By Justin Giovannelli and Sabrina Corlette
In spite of concerns raised by health experts and Democrats, Congressional leaders may be inching towards a deal to temporarily fund the Affordable Care Act’s (ACA) cost-sharing reduction (CSR) subsidies in an end-of-year legislative package. To win support for the pending tax bill and its repeal of the individual mandate, Senate leaders have reportedly agreed to pass ACA-related legislation developed earlier this year by Senators Lamar Alexander and Patty Murray. In addition to funding CSRs for two years, Alexander-Murray would also loosen rules governing the ACA’s 1332 waiver program, broaden eligibility for catastrophic plans, and set aside additional dollars for state outreach. Originally conceived as a bipartisan market stabilization bill at a time when it seemed that repeal of the ACA’s core provisions was off the table, Alexander-Murray is projected to have a limited ability to improve health insurance markets if the individual mandate penalty is repealed. (In fact, because most states responded to the President’s decision to discontinue funding for CSRs by adopting policies that insulated consumers and lowered the after-subsidy cost of many plans, passage of Alexander-Murray’s CSR provisions would amount to a cut in financial assistance that would leave many people worse off.)

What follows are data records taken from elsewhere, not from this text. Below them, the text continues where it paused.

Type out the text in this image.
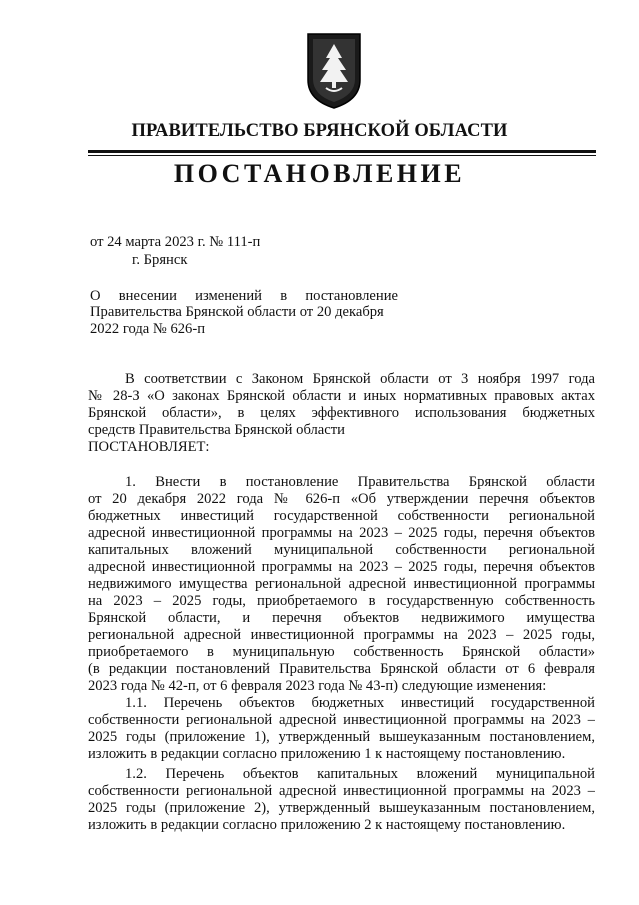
ПРАВИТЕЛЬСТВО БРЯНСКОЙ ОБЛАСТИ
ПОСТАНОВЛЕНИЕ
от 24 марта 2023 г. № 111-п
г. Брянск
О внесении изменений в постановление
Правительства Брянской области от 20 декабря
2022 года № 626-п
В соответствии с Законом Брянской области от 3 ноября 1997 года
№ 28-З «О законах Брянской области и иных нормативных правовых актах
Брянской области», в целях эффективного использования бюджетных
средств Правительства Брянской области
ПОСТАНОВЛЯЕТ:
1. Внести в постановление Правительства Брянской области
от 20 декабря 2022 года № 626-п «Об утверждении перечня объектов
бюджетных инвестиций государственной собственности региональной
адресной инвестиционной программы на 2023 – 2025 годы, перечня объектов
капитальных вложений муниципальной собственности региональной
адресной инвестиционной программы на 2023 – 2025 годы, перечня объектов
недвижимого имущества региональной адресной инвестиционной программы
на 2023 – 2025 годы, приобретаемого в государственную собственность
Брянской области, и перечня объектов недвижимого имущества
региональной адресной инвестиционной программы на 2023 – 2025 годы,
приобретаемого в муниципальную собственность Брянской области»
(в редакции постановлений Правительства Брянской области от 6 февраля
2023 года № 42-п, от 6 февраля 2023 года № 43-п) следующие изменения:
1.1. Перечень объектов бюджетных инвестиций государственной
собственности региональной адресной инвестиционной программы на 2023 –
2025 годы (приложение 1), утвержденный вышеуказанным постановлением,
изложить в редакции согласно приложению 1 к настоящему постановлению.
1.2. Перечень объектов капитальных вложений муниципальной
собственности региональной адресной инвестиционной программы на 2023 –
2025 годы (приложение 2), утвержденный вышеуказанным постановлением,
изложить в редакции согласно приложению 2 к настоящему постановлению.
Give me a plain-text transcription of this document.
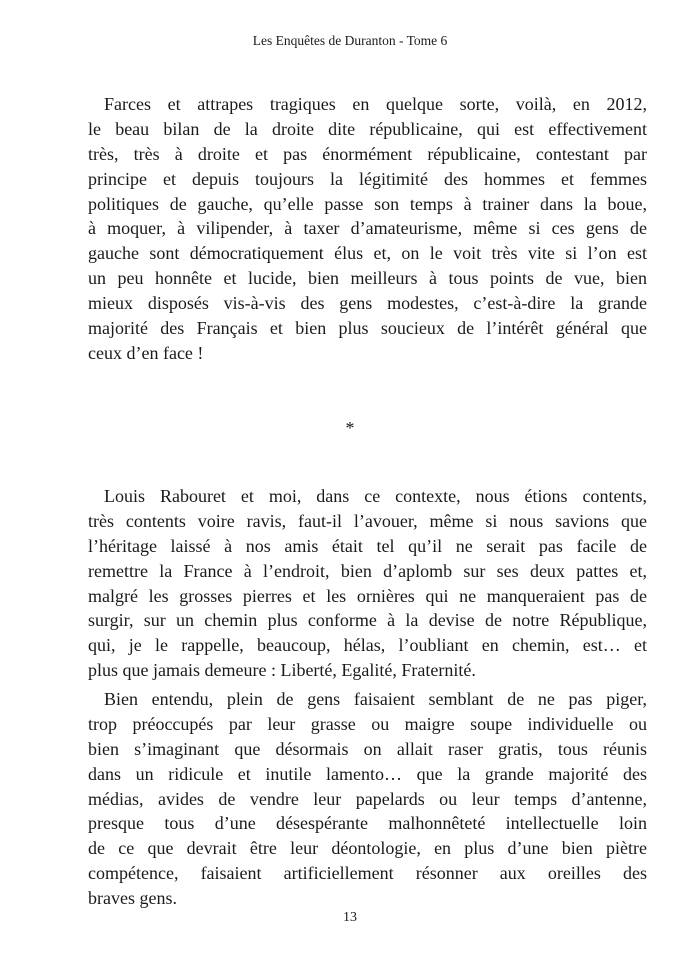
Les Enquêtes de Duranton - Tome 6
Farces et attrapes tragiques en quelque sorte, voilà, en 2012,
le beau bilan de la droite dite républicaine, qui est effectivement
très, très à droite et pas énormément républicaine, contestant par
principe et depuis toujours la légitimité des hommes et femmes
politiques de gauche, qu’elle passe son temps à trainer dans la boue,
à moquer, à vilipender, à taxer d’amateurisme, même si ces gens de
gauche sont démocratiquement élus et, on le voit très vite si l’on est
un peu honnête et lucide, bien meilleurs à tous points de vue, bien
mieux disposés vis-à-vis des gens modestes, c’est-à-dire la grande
majorité des Français et bien plus soucieux de l’intérêt général que
ceux d’en face !
*
Louis Rabouret et moi, dans ce contexte, nous étions contents,
très contents voire ravis, faut-il l’avouer, même si nous savions que
l’héritage laissé à nos amis était tel qu’il ne serait pas facile de
remettre la France à l’endroit, bien d’aplomb sur ses deux pattes et,
malgré les grosses pierres et les ornières qui ne manqueraient pas de
surgir, sur un chemin plus conforme à la devise de notre République,
qui, je le rappelle, beaucoup, hélas, l’oubliant en chemin, est… et
plus que jamais demeure : Liberté, Egalité, Fraternité.
Bien entendu, plein de gens faisaient semblant de ne pas piger,
trop préoccupés par leur grasse ou maigre soupe individuelle ou
bien s’imaginant que désormais on allait raser gratis, tous réunis
dans un ridicule et inutile lamento… que la grande majorité des
médias, avides de vendre leur papelards ou leur temps d’antenne,
presque tous d’une désespérante malhonnêteté intellectuelle loin
de ce que devrait être leur déontologie, en plus d’une bien piètre
compétence, faisaient artificiellement résonner aux oreilles des
braves gens.
13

Quick Action Required of States If Alexander-Murray Passes
Alexander-Murray requires states to make some quick decisions about an issue that many thought they had already put to bed. As noted, the bill in its current form funds CSRs in 2018 and 2019. But states have already had to make decisions regarding the 2018 plan year: in the face of repeated threats by the administration to stop paying for CSRs, most states required (or encouraged) insurers to assume the payments would cease and instructed them to add the CSR shortfall onto the premium rates for silver plans (usually, only the silver plans sold on-marketplace).
Should CSRs now be funded, what was once a shortfall might become a windfall, as many insurers would be paid twice for the cost of these plans. Alexander-Murray takes account of this by requiring states to design a rebate program for insurers to return the excess payments.*
No later than 60 days after the enactment of the bill, states must certify that they will ensure that each marketplace insurance carrier provides “a direct financial benefit” to the federal government and affected consumers, and must provide federal officials with a plan for making good on this assurance.
State plans may require insurers to pay rebates to affected consumers and the federal government (1) in monthly installments; (2) in a one-time payment; (3) after year-end; (4) via the rebate process required under the ACA’s medical loss ratio provisions (with a portion of the rebate going to the federal government)**; or (5) by other means approved by the state insurance regulator.
In general, rebate programs can be complex to administer and burdensome for states and insurers alike. It may be worth exploring whether the fifth option—allowing insurance departments authority to use “other means” to provide a “direct financial benefit” to affected consumers and the federal government—would allow states to dedicate the funds to a reinsurance program that lowers premiums for individual market consumers and the premium tax credit obligations of the federal government.
Regardless of the route they choose, states must provide prominent notice to enrollees that they may qualify for a rebate or other similar benefit and explaining how they will be provided. States must also ensure that carriers do not distribute their rebates in such a way as to create an inducement to buy coverage from that insurer.
End-of-year legislative maneuvering has already put states in a difficult position, particularly over the future of the Children’s Health Insurance Program. With the potential repeal of the insurance mandate and policy changes on the horizon from the administration that may undermine the individual market, states may be in the hot seat to develop their own incentives to encourage a balanced risk pool. Requiring states to develop a rebate program to undo the effects of yearlong policy uncertainty at the federal level will give state officials still more to think about.
* Any state that, prior to the enactment of Alexander-Murray, directed its insurers not to accept federal CSR payments in 2018 is excused from the obligation to develop a rebate plan. It appears at least one state may fall into this category.
**The ACA’s medical loss ratio rebate program is operated by the federal Department of Health & Human Services; how a state would implement this option is unclear.